Les formalités douanières et les vérifications policières, la salle d’embarquement, l’entrée de tous les voyageurs par la porte avant de l’appareil, tout se ligue pour nous mettre en présence à un moment ou à un autre. Perplexe, je m’ouvre du problème à Bérurier.
— On pourrait s’met’ des lunettes noires ? suggère-t-il, lui ! qu’un casque de scaphandrier ne parviendrait pas à camoufler.
Usant de mille précautions, je vais rôder près du service de police. Nos trois lascars l’ont déjà franchi et éclusent des capuccini au bar de la zone franche.
On peut donc se rabattre sur les boutiques de l’aéroport. Y déambuler sans arrière-pensées.
Mais quoi ? Des marchands d’appareils photos, des bijoutiers, des épiceries fines, des boutiques de souvenirs, une pharmacie, un magasin de confection, un salon de coiffure, une librairie. La grande trotteuse électrique rouge bondit sur le cadran blanc de la pendule qui surmonte la bijouterie. L’heure tourne. Dans un peu plus d’une demi-heure, il y en aura beaucoup d’appelés et beaucoup d’élus.
Élus !
Association d’idées.
Je me mets à fureter comme un chien ayant paumé son maître qui vient de grimper avec une radasse de la rue Caumartin.
— Va t’acheter un autre bada, Gros.
— T’es pas louf ! L’mien n’a que seize ans !
— Choisis un taupé verdâtre, tu vois, celui avec la petite plume bavaroise, là-bas, peut-être auront-ils ta taille !
Pendant qu’il s’exécute je pénètre tour à tour chez le coiffeur, le pharmago, le magasin de confection et le bazardier[10].
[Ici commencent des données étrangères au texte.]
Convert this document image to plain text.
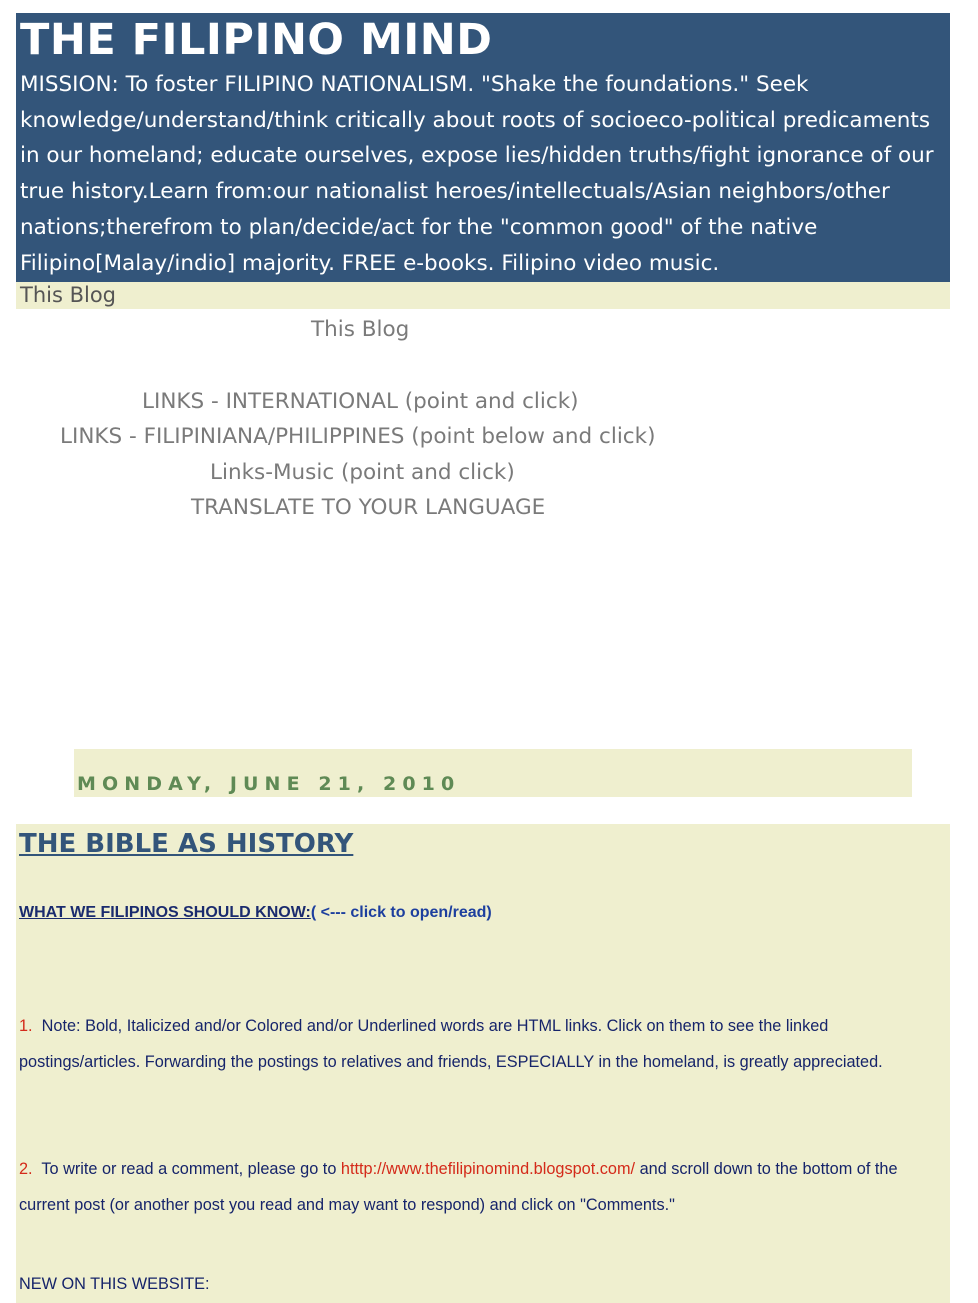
THE FILIPINO MIND

MISSION: To foster FILIPINO NATIONALISM. "Shake the foundations." Seek knowledge/understand/think critically about roots of socioeco-political predicaments in our homeland; educate ourselves, expose lies/hidden truths/fight ignorance of our true history.Learn from:our nationalist heroes/intellectuals/Asian neighbors/other nations;therefrom to plan/decide/act for the "common good" of the native Filipino[Malay/indio] majority. FREE e-books. Filipino video music.

This Blog
This Blog
LINKS - INTERNATIONAL (point and click)
LINKS - FILIPINIANA/PHILIPPINES (point below and click)
Links-Music (point and click)
TRANSLATE TO YOUR LANGUAGE
MONDAY, JUNE 21, 2010
THE BIBLE AS HISTORY
WHAT WE FILIPINOS SHOULD KNOW:( <--- click to open/read)
1. Note: Bold, Italicized and/or Colored and/or Underlined words are HTML links. Click on them to see the linked postings/articles. Forwarding the postings to relatives and friends, ESPECIALLY in the homeland, is greatly appreciated.
2. To write or read a comment, please go to htttp://www.thefilipinomind.blogspot.com/ and scroll down to the bottom of the current post (or another post you read and may want to respond) and click on "Comments."
NEW ON THIS WEBSITE:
Tu verrais cette rapidance, mon n’veu ! Pas plus de cinq broquilles chez chacun, et encore ! C’est bien simple : j’ai tout fini alors que Béru est encore en train de prendre des mines d’ahuri devant la glace de M. Cerruti 1881. Comme je viens le repêcher, il a sur la tronche une sorte de bitos en forme de tiare (oui : mieux vaut tiare que jamais, je sais ; tu me l’enlèves de la plume, darlinge) en feutre, avec une cordelière, un zizi plumeux, et un bord pas plus large que la zézette d’un dignitaire soviétique quand il attend l’arrivée d’un hôte de marque, par moins 25 à l’aéroport de Moscou.
— Prends celui-ci, et amène-toi. Il nous reste à peine dix minutes pour jouer les Frégoli.
Direction les chiottes. Trois gonziers de nationalités et de conneries diverses s’y trouvent. Pour avoir le champ libre, je leur dis qu’il y a une alerte à la bombe et qu’ils doivent évacuer les toilettes illico. Ce dont.
Qu’ensuite je dégoupille le bec-de-cane, pas qu’un autre nœud malfamé, en transe de vessie, vienne nous troubler.